И утром была хмурая, когда ехали к поезду, и на перроне стояла и смотрела вдаль, где у темной полоски леса сходились холодно блестевшие рельсы. Я старался ее развеселить, дурачился с Андрейкой, но Лида молчала. Только иногда, будто вспомнив чего-то, говорила: «Ты приберешь в комнате, ладно? И на этажерке, ладно?» Она повторила это раза три, и я шутливо пожаловался стоявшей возле вагонных ступенек проводнице: мол, жена срамит меня на людях, будто я без нее и чашку не смогу вымыть. Но Лида осталась серьезной. Когда загудел гудок, подставила щеку, чтобы я поцеловал, и быстро поднялась в тамбур. Андрейка замахал мне рукой, взмахнула разок и Лида и ушла в вагон.
Поезд тронулся. Я растерянно смотрел на проводницу, на двигавшийся мимо зеленый бок вагона. Что-то произошло у нас, не могла так уехать моя ласковая Лида. Но что?
«Но что, но что», — все быстрей повторяли колеса. «Но что…» — охнул последний вагон, и за путями, открылись дома, над ними косо шла вверх стая голубей. Кричали мальчишки, тонко тянул свою песенку рожок стрелочника.
Я хмуро зашагал со станции.
В тот день пришлось задержаться на работе, я вернулся домой поздно. Жена Корта просунула голову в дверь и участливо пригласила поужинать. Я отказался. Разогрел еду и поел в одиночестве. Потом вымыл тарелку и стал наводить в комнате нарушенный отъездом порядок.
Лида ухитрилась уговорить Андрейку не тащить в Энск весь воз его игрушек, они сиротливо грудились в углу. Я начал расставлять их — плюшевых медведей с разноцветными бантами на шее, пузатые паровозы и обтекаемые крейсера с красными полосками на трубах. Потом подошел к этажерке — Лида уж очень беспокоилась о порядке на ней. Поверх книг высилась пухлая горка старых газет, лежали квитанции об уплате за комнату и листки, на которых я сочинял радиосхемы. Я взял всю кипу бумаг разом, чтобы переложить на стол, и на пол упал конверт с неровно оборванными краями. Может, я бы не обратил на него внимания, если бы не этот край. Лида всегда аккуратно разрезает конверты ножницами, а сам я с детства приучал себя, тренируя волю, брать нож и им вскрывать письмо.
Я перевернул конверт. На меня глянули гроздья сиреневого букета и ринулись в атаку синие строчки знакомого дробышевского почерка. Снова на конверте красовалось: «Корниенко Лидии».

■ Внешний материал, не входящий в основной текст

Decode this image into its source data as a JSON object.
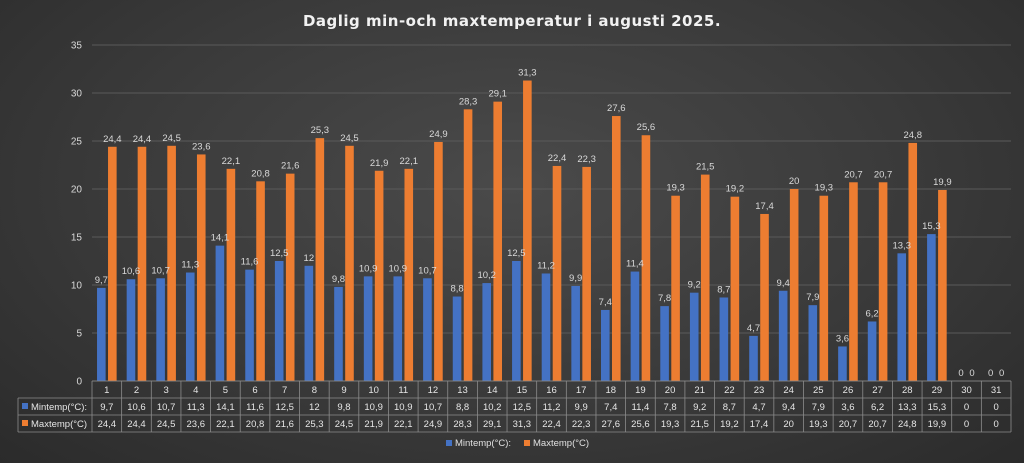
{
  "chart_data": {
    "type": "bar",
    "title": "Daglig min-och maxtemperatur i augusti 2025.",
    "categories": [
      "1",
      "2",
      "3",
      "4",
      "5",
      "6",
      "7",
      "8",
      "9",
      "10",
      "11",
      "12",
      "13",
      "14",
      "15",
      "16",
      "17",
      "18",
      "19",
      "20",
      "21",
      "22",
      "23",
      "24",
      "25",
      "26",
      "27",
      "28",
      "29",
      "30",
      "31"
    ],
    "series": [
      {
        "name": "Mintemp(°C):",
        "color": "#4472c4",
        "values": [
          9.7,
          10.6,
          10.7,
          11.3,
          14.1,
          11.6,
          12.5,
          12,
          9.8,
          10.9,
          10.9,
          10.7,
          8.8,
          10.2,
          12.5,
          11.2,
          9.9,
          7.4,
          11.4,
          7.8,
          9.2,
          8.7,
          4.7,
          9.4,
          7.9,
          3.6,
          6.2,
          13.3,
          15.3,
          0,
          0
        ],
        "labels": [
          "9,7",
          "10,6",
          "10,7",
          "11,3",
          "14,1",
          "11,6",
          "12,5",
          "12",
          "9,8",
          "10,9",
          "10,9",
          "10,7",
          "8,8",
          "10,2",
          "12,5",
          "11,2",
          "9,9",
          "7,4",
          "11,4",
          "7,8",
          "9,2",
          "8,7",
          "4,7",
          "9,4",
          "7,9",
          "3,6",
          "6,2",
          "13,3",
          "15,3",
          "0",
          "0"
        ]
      },
      {
        "name": "Maxtemp(°C)",
        "color": "#ed7d31",
        "values": [
          24.4,
          24.4,
          24.5,
          23.6,
          22.1,
          20.8,
          21.6,
          25.3,
          24.5,
          21.9,
          22.1,
          24.9,
          28.3,
          29.1,
          31.3,
          22.4,
          22.3,
          27.6,
          25.6,
          19.3,
          21.5,
          19.2,
          17.4,
          20,
          19.3,
          20.7,
          20.7,
          24.8,
          19.9,
          0,
          0
        ],
        "labels": [
          "24,4",
          "24,4",
          "24,5",
          "23,6",
          "22,1",
          "20,8",
          "21,6",
          "25,3",
          "24,5",
          "21,9",
          "22,1",
          "24,9",
          "28,3",
          "29,1",
          "31,3",
          "22,4",
          "22,3",
          "27,6",
          "25,6",
          "19,3",
          "21,5",
          "19,2",
          "17,4",
          "20",
          "19,3",
          "20,7",
          "20,7",
          "24,8",
          "19,9",
          "0",
          "0"
        ]
      }
    ],
    "y_ticks": [
      "0",
      "5",
      "10",
      "15",
      "20",
      "25",
      "30",
      "35"
    ],
    "ylim": [
      0,
      35
    ],
    "grid": true,
    "legend": [
      "Mintemp(°C):",
      "Maxtemp(°C)"
    ],
    "legend_position": "bottom",
    "data_table": true
  }
}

Признаться, я растерялся. Читать письмо без Лиды? Нехорошо. Но ведь пишет Дробышев, я должен знать, что он еще затеял! Положил письмо на стол и отошел к окну. Постоял, сел на диван. Надо же — второе письмо! Значит, между ними все-таки что-то есть? Мне хотелось побежать на станцию и помчаться вслед за Лидой. Или нет, просто уйти из дому. На холод, на ветер, чтобы не видеть ничего.
И тут я снова вспомнил слова Лиды: «И на этажерке…» Да, да! Она хотела, чтобы я посмотрел письмо и специально положила его под газеты. Схватил конверт, вытащил вчетверо сложенный тетрадный листок. Но что это? Написано рукой Лиды. А где же Венькины каракули?
«Родной мой, мне тяжело писать, но еще тяжелей было бы говорить. Да и времени не осталось совсем. Когда я получила от Дробышева это письмо, то поняла, что присланная им карточка была не случайна. Он мстит тебе — за что, не могу понять. Написал, что у тебя были неприятности, когда ты уезжал в командировку. Гадкий донос! Но сейчас я думаю не об этом. Плохо, плохо, что ты утаил от меня…
Я знаю, что у тебя строгая служба, ты не все можешь мне говорить. Я и не требую. Но знаю, что служат не автоматы, а люди. И их волнения не составляют военной тайны. А тебе было (следующее слово Лида жирно подчеркнула) трудно. И ты пережил это без меня. Как тогда, с карточкой. Знал что-то помимо меня и промолчал. А я ревела, как дура, и думала, что ты вправе подозревать бог знает что… Мне кажется, что любить — значит все поровну. Раз промолчишь, другой, третий, накопится постепенно «свое», и тогда зачем другой?
Я так не хочу. Подумай обо всем.
Письмо Дробышева я порвала и отвечать ему не буду. Целую тебя. Л.»